The brief filed today reiterates Sherley and Deisher’s central assertion: that, by funding the research, the government is violating a provision that has been part of US law since 1996. The rules in place for federal funding of the research “violate the Dickey–Wicker amendment by funding research in which an embryo is destroyed or knowingly subjected to risk of injury or death”, they write. “Congress ‘says in a statute what it means and means in a statute what it said there’,” they add, citing an earlier, unrelated legal opinion.
But the randomly selected, three-judge panel that will hear the appeal this coming April is different from the three-judge panel of the same court that decided the preliminary injunction in favor of the US government in April 2011.
“The random draw could have included judges who had voted or opined in favor of our position earlier — and that did not happen,” says Tony Mazzaschi, a member of the Coalition for the Advancement of Medical Research (CAMR), a group of universities and organizations that supports federal funding for human embryonic stem-cell research. “It is what it is, though, and I’m sure we’ll get a fair hearing,” adds Mazzaschi, who is also senior director, scientific affairs at the Association of American Medical Colleges.
The three judges that will hear the case in April, all appointees of Republican presidents, are: Chief Judge David Sentelle, Judge Janice Rogers Brown and Judge Karen LeCraft Henderson.
It was Henderson who, in a lone, vociferous dissent from her colleagues in April 2010, accused them of “linguistic jujitsu” for interpreting the Dickey–Wicker amendment to allow funding of the research. The amendment states that the government may not fund “research in which” an embryo or embryos are destroyed or discarded, as happens during the derivation of human embryonic stem cells. Henderson said that, by separating the destructive act from the research that follows, the other two judges were taking a “straightforward case…and producing a result that would make Rube Goldberg tip his hat.”
Legal experts note that, after the case is argued, a decision from the bench may not follow for months, stretching the court battle into the fall presidential election season. They also note that even the best possible outcome for supporters of human embryonic stem-cell research — a clear affirmation from the court that Dickey–Wicker allows the government to fund the research — would not provide iron-clad protection for scientists who rely on federal funding.

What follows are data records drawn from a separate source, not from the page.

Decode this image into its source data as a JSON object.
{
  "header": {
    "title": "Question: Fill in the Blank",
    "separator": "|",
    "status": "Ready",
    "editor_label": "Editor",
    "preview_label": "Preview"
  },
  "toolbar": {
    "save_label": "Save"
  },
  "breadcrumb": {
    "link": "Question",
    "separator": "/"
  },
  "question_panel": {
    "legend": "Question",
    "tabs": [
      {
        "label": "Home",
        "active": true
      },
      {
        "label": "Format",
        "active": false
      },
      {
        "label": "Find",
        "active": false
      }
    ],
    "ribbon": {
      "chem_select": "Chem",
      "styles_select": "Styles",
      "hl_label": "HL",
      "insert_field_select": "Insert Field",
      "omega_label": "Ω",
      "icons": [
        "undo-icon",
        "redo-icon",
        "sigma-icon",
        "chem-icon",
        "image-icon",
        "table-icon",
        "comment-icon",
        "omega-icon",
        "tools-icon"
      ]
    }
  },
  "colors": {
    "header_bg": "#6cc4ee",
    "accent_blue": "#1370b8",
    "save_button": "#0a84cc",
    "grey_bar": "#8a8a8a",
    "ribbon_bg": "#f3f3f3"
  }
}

If Republicans win back the White House, “there would be nothing, unfortunately, stopping the next president from issuing another executive order with a different policy” than Obama’s permissive one, says Amy Comstock Rick, a lawyer who is president of the CAMR.
‘Friend of the court’ briefs, from organizations supportive of Sherley and Deisher’s cause, are due to be filed by 27 January, and the government’s written counter-arguments must be filed by 27 February; Sherley and Deisher will then have until 12 March to retort to the government’s arguments.